Even heftig was de politieke omwenteling. Van de ene op de andere dag was Duitsland niet langer een keizerrijk maar een parlementaire democratie. Al op 19 januari 1919 vonden de eerste vrije verkiezingen plaats, enkele weken later kwam het nieuwe parlement bijeen in Weimar om een grondwet aan te nemen. Daarmee was de Republiek van Weimar een feit. Gedurende dit snelle proces vonden op veel plekken in Duitsland soms heel bloedige schermutselingen plaats tussen extreem links en extreem rechts. Die laatste werden gevormd door de zogenoemde vrijkorpsen, die grotendeels bestonden uit militairen die van het front terugkeerden. De Weimarrepubliek zou blijven bestaan tot 1933, maar van politieke rust en stabiliteit zou nooit echt sprake zijn.
Jähner brengt zijn verhaal in veertien hoofdstukken, waarvan hij er vijf besteedt aan de politieke ontwikkelingen en twee aan de economische. De rest wijdt hij aan maatschappelijke en culturele vernieuwingen. Een korte opsomming van de titels daarvan laat zien welke keuzes hij maakt: Extreem wonen (Bauhaus en het nieuwe wonen); Dromend achter de typemachine (vrouwen betreden de arbeidsmarkt); Het verkeer als maatschappelijke kunst (stedelijke planologie, opkomst van de auto); De Charlestonjaren (Bevrijding door de nieuwe muziek); Zelfoptimalisatie – de perfectionering van vrije tijd en lichaam (het lunapark, de bioscoop, verenigingsleven etc.); Tussen man en vrouw in (gender, het Bobkapsel, sterke vrouwen); De stemming keldert, de smaak past zich aan (cultuurpessimisme). Het mag duidelijk zijn, wat hem bovenal interesseert is hoe de mens omgaat met de nieuwe situatie.Jähner heeft, afgaande op zijn notenapparaat en bibliografie, degelijk bronnenonderzoek verricht. Het aardige is dat hij tevens, naast de al genoemde fotografie, veelvuldig gebruik maakt van citaten uit artikelen en dagboeken van doorsnee-Duitsers maar ook van bekende personen mensen die soms midden in het maatschappelijk leven stonden, zoals Joseph Roth, Harry Graf Kessler en Erika Mann, of die juist wat meer op afstand stonden en daardoor een ander perspectief hadden, zoals haar vader Thomas. Ook maakt hij graag gebruik van de anekdote, waargebeurde incidenten die door hun zeggingskracht lang blijven hangen. De volgende is daar een mooi voorbeeld van.
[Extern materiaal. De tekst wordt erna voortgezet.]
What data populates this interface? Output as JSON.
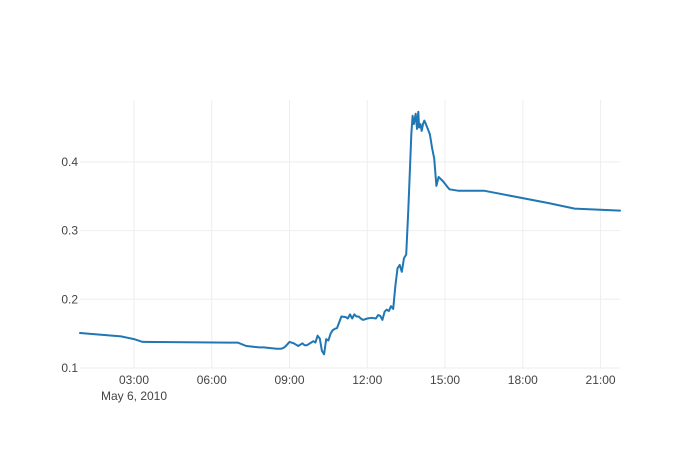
{
  "chart_data": {
    "type": "line",
    "title": "",
    "xlabel": "",
    "ylabel": "",
    "x_axis": {
      "type": "date",
      "range": [
        "2010-05-06T00:55:00",
        "2010-05-06T21:45:00"
      ],
      "ticks": [
        {
          "t": "2010-05-06T03:00:00",
          "label": "03:00",
          "sublabel": "May 6, 2010"
        },
        {
          "t": "2010-05-06T06:00:00",
          "label": "06:00",
          "sublabel": ""
        },
        {
          "t": "2010-05-06T09:00:00",
          "label": "09:00",
          "sublabel": ""
        },
        {
          "t": "2010-05-06T12:00:00",
          "label": "12:00",
          "sublabel": ""
        },
        {
          "t": "2010-05-06T15:00:00",
          "label": "15:00",
          "sublabel": ""
        },
        {
          "t": "2010-05-06T18:00:00",
          "label": "18:00",
          "sublabel": ""
        },
        {
          "t": "2010-05-06T21:00:00",
          "label": "21:00",
          "sublabel": ""
        }
      ]
    },
    "y_axis": {
      "range": [
        0.1,
        0.49
      ],
      "ticks": [
        {
          "v": 0.1,
          "label": "0.1"
        },
        {
          "v": 0.2,
          "label": "0.2"
        },
        {
          "v": 0.3,
          "label": "0.3"
        },
        {
          "v": 0.4,
          "label": "0.4"
        }
      ]
    },
    "grid": true,
    "line_color": "#1f77b4",
    "series": [
      {
        "x": [
          "2010-05-06T00:55:00",
          "2010-05-06T02:30:00",
          "2010-05-06T03:00:00",
          "2010-05-06T03:20:00",
          "2010-05-06T06:40:00",
          "2010-05-06T07:00:00",
          "2010-05-06T07:20:00",
          "2010-05-06T07:50:00",
          "2010-05-06T08:00:00",
          "2010-05-06T08:30:00",
          "2010-05-06T08:40:00",
          "2010-05-06T08:45:00",
          "2010-05-06T08:50:00",
          "2010-05-06T09:00:00",
          "2010-05-06T09:10:00",
          "2010-05-06T09:20:00",
          "2010-05-06T09:30:00",
          "2010-05-06T09:35:00",
          "2010-05-06T09:40:00",
          "2010-05-06T09:50:00",
          "2010-05-06T09:55:00",
          "2010-05-06T10:00:00",
          "2010-05-06T10:05:00",
          "2010-05-06T10:10:00",
          "2010-05-06T10:15:00",
          "2010-05-06T10:20:00",
          "2010-05-06T10:25:00",
          "2010-05-06T10:30:00",
          "2010-05-06T10:35:00",
          "2010-05-06T10:40:00",
          "2010-05-06T10:45:00",
          "2010-05-06T10:50:00",
          "2010-05-06T11:00:00",
          "2010-05-06T11:10:00",
          "2010-05-06T11:15:00",
          "2010-05-06T11:20:00",
          "2010-05-06T11:25:00",
          "2010-05-06T11:30:00",
          "2010-05-06T11:35:00",
          "2010-05-06T11:40:00",
          "2010-05-06T11:45:00",
          "2010-05-06T11:50:00",
          "2010-05-06T12:00:00",
          "2010-05-06T12:10:00",
          "2010-05-06T12:20:00",
          "2010-05-06T12:25:00",
          "2010-05-06T12:30:00",
          "2010-05-06T12:35:00",
          "2010-05-06T12:40:00",
          "2010-05-06T12:45:00",
          "2010-05-06T12:50:00",
          "2010-05-06T12:55:00",
          "2010-05-06T13:00:00",
          "2010-05-06T13:05:00",
          "2010-05-06T13:10:00",
          "2010-05-06T13:15:00",
          "2010-05-06T13:20:00",
          "2010-05-06T13:25:00",
          "2010-05-06T13:30:00",
          "2010-05-06T13:35:00",
          "2010-05-06T13:40:00",
          "2010-05-06T13:42:00",
          "2010-05-06T13:45:00",
          "2010-05-06T13:48:00",
          "2010-05-06T13:52:00",
          "2010-05-06T13:55:00",
          "2010-05-06T13:58:00",
          "2010-05-06T14:00:00",
          "2010-05-06T14:03:00",
          "2010-05-06T14:06:00",
          "2010-05-06T14:09:00",
          "2010-05-06T14:12:00",
          "2010-05-06T14:15:00",
          "2010-05-06T14:20:00",
          "2010-05-06T14:25:00",
          "2010-05-06T14:30:00",
          "2010-05-06T14:35:00",
          "2010-05-06T14:40:00",
          "2010-05-06T14:45:00",
          "2010-05-06T14:50:00",
          "2010-05-06T14:55:00",
          "2010-05-06T15:00:00",
          "2010-05-06T15:05:00",
          "2010-05-06T15:10:00",
          "2010-05-06T15:30:00",
          "2010-05-06T16:30:00",
          "2010-05-06T19:00:00",
          "2010-05-06T20:00:00",
          "2010-05-06T21:45:00"
        ],
        "y": [
          0.151,
          0.146,
          0.142,
          0.138,
          0.137,
          0.137,
          0.132,
          0.13,
          0.13,
          0.128,
          0.128,
          0.129,
          0.131,
          0.138,
          0.136,
          0.132,
          0.136,
          0.133,
          0.133,
          0.137,
          0.139,
          0.137,
          0.147,
          0.143,
          0.125,
          0.12,
          0.142,
          0.14,
          0.15,
          0.155,
          0.157,
          0.158,
          0.175,
          0.174,
          0.172,
          0.178,
          0.172,
          0.178,
          0.175,
          0.175,
          0.172,
          0.17,
          0.172,
          0.173,
          0.172,
          0.177,
          0.176,
          0.17,
          0.182,
          0.185,
          0.183,
          0.19,
          0.186,
          0.22,
          0.245,
          0.25,
          0.24,
          0.26,
          0.265,
          0.33,
          0.41,
          0.44,
          0.467,
          0.455,
          0.47,
          0.448,
          0.473,
          0.45,
          0.455,
          0.445,
          0.455,
          0.46,
          0.456,
          0.448,
          0.44,
          0.42,
          0.405,
          0.365,
          0.378,
          0.375,
          0.372,
          0.368,
          0.364,
          0.36,
          0.358,
          0.358,
          0.34,
          0.332,
          0.329
        ]
      }
    ]
  }
}
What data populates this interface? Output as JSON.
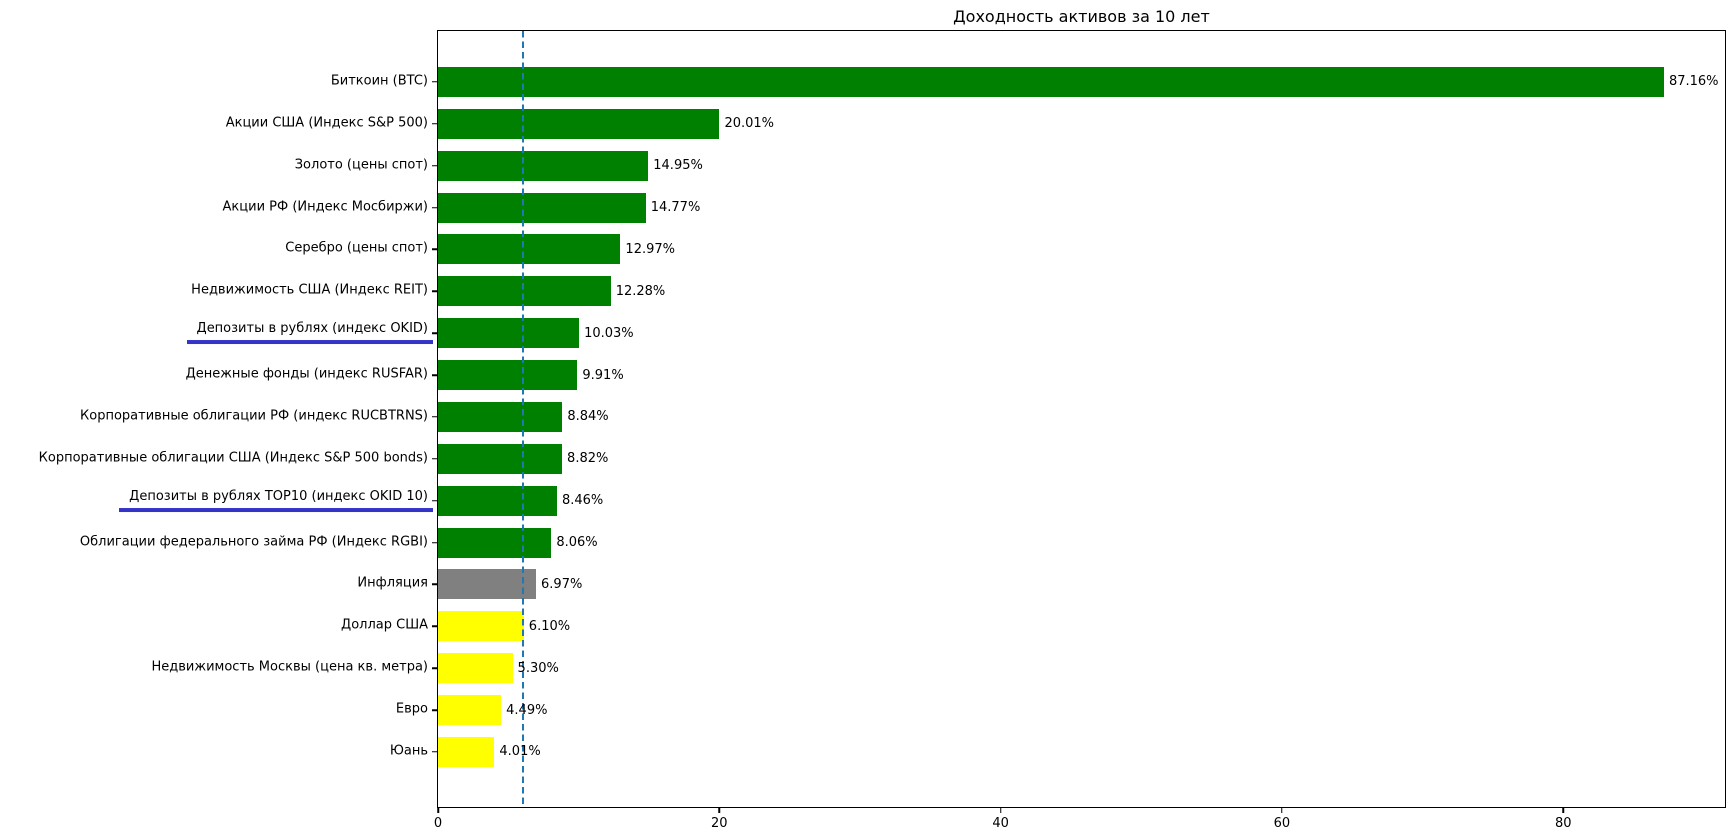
{
  "chart_data": {
    "type": "bar",
    "orientation": "horizontal",
    "title": "Доходность активов за 10 лет",
    "categories": [
      "Биткоин (BTC)",
      "Акции США (Индекс S&P 500)",
      "Золото (цены спот)",
      "Акции РФ (Индекс Мосбиржи)",
      "Серебро (цены спот)",
      "Недвижимость США (Индекс REIT)",
      "Депозиты в рублях (индекс OKID)",
      "Денежные фонды (индекс RUSFAR)",
      "Корпоративные облигации РФ (индекс RUCBTRNS)",
      "Корпоративные облигации США (Индекс S&P 500 bonds)",
      "Депозиты в рублях TOP10 (индекс OKID 10)",
      "Облигации федерального займа РФ (Индекс RGBI)",
      "Инфляция",
      "Доллар США",
      "Недвижимость Москвы (цена кв. метра)",
      "Евро",
      "Юань"
    ],
    "values": [
      87.16,
      20.01,
      14.95,
      14.77,
      12.97,
      12.28,
      10.03,
      9.91,
      8.84,
      8.82,
      8.46,
      8.06,
      6.97,
      6.1,
      5.3,
      4.49,
      4.01
    ],
    "value_labels": [
      "87.16%",
      "20.01%",
      "14.95%",
      "14.77%",
      "12.97%",
      "12.28%",
      "10.03%",
      "9.91%",
      "8.84%",
      "8.82%",
      "8.46%",
      "8.06%",
      "6.97%",
      "6.10%",
      "5.30%",
      "4.49%",
      "4.01%"
    ],
    "bar_colors": [
      "#008000",
      "#008000",
      "#008000",
      "#008000",
      "#008000",
      "#008000",
      "#008000",
      "#008000",
      "#008000",
      "#008000",
      "#008000",
      "#008000",
      "#808080",
      "#ffff00",
      "#ffff00",
      "#ffff00",
      "#ffff00"
    ],
    "underlined_indices": [
      6,
      10
    ],
    "underline_color": "#3434c8",
    "underline_thickness_px": 4,
    "x_ticks": [
      0,
      20,
      40,
      60,
      80
    ],
    "x_tick_labels": [
      "0",
      "20",
      "40",
      "60",
      "80"
    ],
    "xlim": [
      0,
      91.5
    ],
    "reference_line": {
      "x": 6.0,
      "color": "#1f77b4",
      "style": "dashed"
    },
    "grid": false,
    "legend": false,
    "colors": {
      "positive_asset": "#008000",
      "inflation": "#808080",
      "below_inflation": "#ffff00",
      "axes": "#000000",
      "background": "#ffffff"
    }
  }
}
Alle kabinetten van de Weimarrepubliek beijverden zich om de herstelbetalingen verlaagd te krijgen, wat uiteindelijk ook zou lukken. Maar in 1927 was dat nog niet het geval en de minister van Buitenlandse Zaken, Stresemann, die voor dat dossier verantwoordelijk was en voortdurend zijn buitenlandse collega’s moest lastigvallen met dat verzoek, beklaagde zich bij de burgemeesters van de grote Duitse steden. Deze hadden namelijk, nu de economie en het vertrouwen al enkele jaren weer aantrok, grote, miljoenen kostende bouwprojecten in gang gezet, zoals woonwijken, theaters, operagebouwen, jaarbeurshallen, musea en ga zo maar door. Noodzakelijke maar ook luxe projecten. Vrijwel alle gefinancierd door leningen van Amerikaanse banken. Stresemann schreef de burgemeesters: ‘Weest u zo goed me te vertellen wat ik de vertegenwoordigers van vreemde mogendheden moet antwoorden als ze mij zeggen dat dit alles de indruk wekt dat Duitsland de oorlog niet verloren, maar gewonnen heeft. Bij deze verwijten sta ik met mijn mond vol tanden.’ Het ging dus weer wat beter. Maar met die Amerikaanse leningen zou het twee jaar later fout aflopen, die werden na de crash op Wall Street direct ingetrokken.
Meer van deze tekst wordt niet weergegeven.